The agreement governs reservoirs that are split by or close to the boundaries of the US and Mexico. It allows US operators and Mexican state oil company Pemex to explore transboundary reservoirs as single units, encouraging unitization—the process by which multiple leaseholders agree to extract resources through the work of a single operator. Unitization encourages the drilling of fewer wells, which increases efficiency of production and reduces waste as well as the likelihood of environmental accidents, the agencies said. In cases where a transboundary unitization agreement cannot be reached, parties can each produce as much oil that is calculated to lie on its side of the boundary.
Additionally, the 2012 agreement created a framework allowing each country to regulate activity on its side and inspect the activity of operators on the other side of the boundary. The specifics of this system have not been released.

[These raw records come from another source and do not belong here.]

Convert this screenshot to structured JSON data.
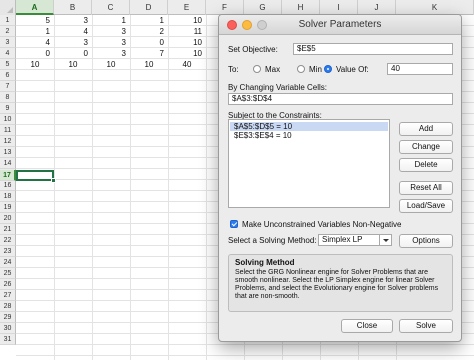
{
  "sheet": {
    "columns": [
      "A",
      "B",
      "C",
      "D",
      "E",
      "F",
      "G",
      "H",
      "I",
      "J",
      "K"
    ],
    "selected_column": "A",
    "rows": [
      "1",
      "2",
      "3",
      "4",
      "5",
      "6",
      "7",
      "8",
      "9",
      "10",
      "11",
      "12",
      "13",
      "14",
      "15",
      "16",
      "17",
      "18",
      "19",
      "20",
      "21",
      "22",
      "23",
      "24",
      "25",
      "26",
      "27",
      "28",
      "29",
      "30",
      "31"
    ],
    "selected_row": "17",
    "cells": [
      [
        "5",
        "3",
        "1",
        "1",
        "10"
      ],
      [
        "1",
        "4",
        "3",
        "2",
        "11"
      ],
      [
        "4",
        "3",
        "3",
        "0",
        "10"
      ],
      [
        "0",
        "0",
        "3",
        "7",
        "10"
      ],
      [
        "10",
        "10",
        "10",
        "10",
        "40"
      ]
    ]
  },
  "dialog": {
    "title": "Solver Parameters",
    "set_objective_label": "Set Objective:",
    "objective_value": "$E$5",
    "to_label": "To:",
    "max_label": "Max",
    "min_label": "Min",
    "value_of_label": "Value Of:",
    "value_of": "40",
    "changing_cells_label": "By Changing Variable Cells:",
    "changing_cells_value": "$A$3:$D$4",
    "constraints_label": "Subject to the Constraints:",
    "constraints": [
      "$A$5:$D$5 = 10",
      "$E$3:$E$4 = 10"
    ],
    "buttons": {
      "add": "Add",
      "change": "Change",
      "delete": "Delete",
      "reset_all": "Reset All",
      "load_save": "Load/Save",
      "options": "Options",
      "close": "Close",
      "solve": "Solve"
    },
    "nonneg_label": "Make Unconstrained Variables Non-Negative",
    "nonneg_checked": true,
    "method_label": "Select a Solving Method:",
    "method_value": "Simplex LP",
    "solving_method_title": "Solving Method",
    "solving_method_text": "Select the GRG Nonlinear engine for Solver Problems that are smooth nonlinear. Select the LP Simplex engine for linear Solver Problems, and select the Evolutionary engine for Solver problems that are non-smooth."
  },
  "colors": {
    "accent": "#2b7cf2",
    "selection_green": "#217346",
    "close_dot": "#fc605c",
    "minimize_dot": "#fdbc40"
  }
}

The ExxonMobil leases sit in the Alaminos Canyon area, about 170 km east of Port Isabel, Texas. The US government estimates that the lease area contains up to 172 million bbl of oil and 304 Bcf of natural gas.
More boundary leases will be up for auction in August. These blocks are located in the Western Gap area of the Gulf of Mexico, north of the continental shelf. JPT
Saudi Aramco Progresses on Shale, Confirms Red Sea Find
Abdelghani Henni, JPT Middle East Staff Writer
Saudi Aramco has made significant progress developing its shale gas reserves and will begin using shale gas for domestic industrial projects, the company said in its 2013 annual review.
The company said its unconventional gas program became fully operational in 2013, 2 years after it launched a program to develop unconventional gas in the frontier Northern Region, offering new resources for the country’s energy needs. Saudi Aramco is now ready to commit shale gas for the development of a 1,000-MW power plant that will feed a massive phosphate mining and manufacturing project. “Saudi Arabia will be among the first countries outside North America to use shale gas for domestic power generation,” the company said in the annual review.
Saudi Aramco is also actively exploring for unconventional gas resources in three areas of Saudi Arabia: the northwest, South Ghawar field, and the Rub’ al-Khali (Empty Quarter). “Due to the large scale of these unconventional gas resources and the complexity and intensity of the activity associated with their development, significant investment opportunities and economic benefits lie in the full value chain of this emerging industry,” the report said.
In addition to the progress in its shale gas program, Saudi Aramco announced that it discovered three oil fields and two gas fields over the past year. These include the deepwater Al-Haryd field in the Red Sea, which followed a significant gas discovery in the Shaur structure nearby in 2012.
The company said its first deepwater drillstem test operation was successfully executed at Duba-1, located in the northern Red Sea. Tests conducted at a depth of 2,127 ft indicated tight reservoirs for potential future development.
Saudi Aramco increased gas production in 2013 to 11 Bcf/D, from 10.72 billion Bcf/D in 2012.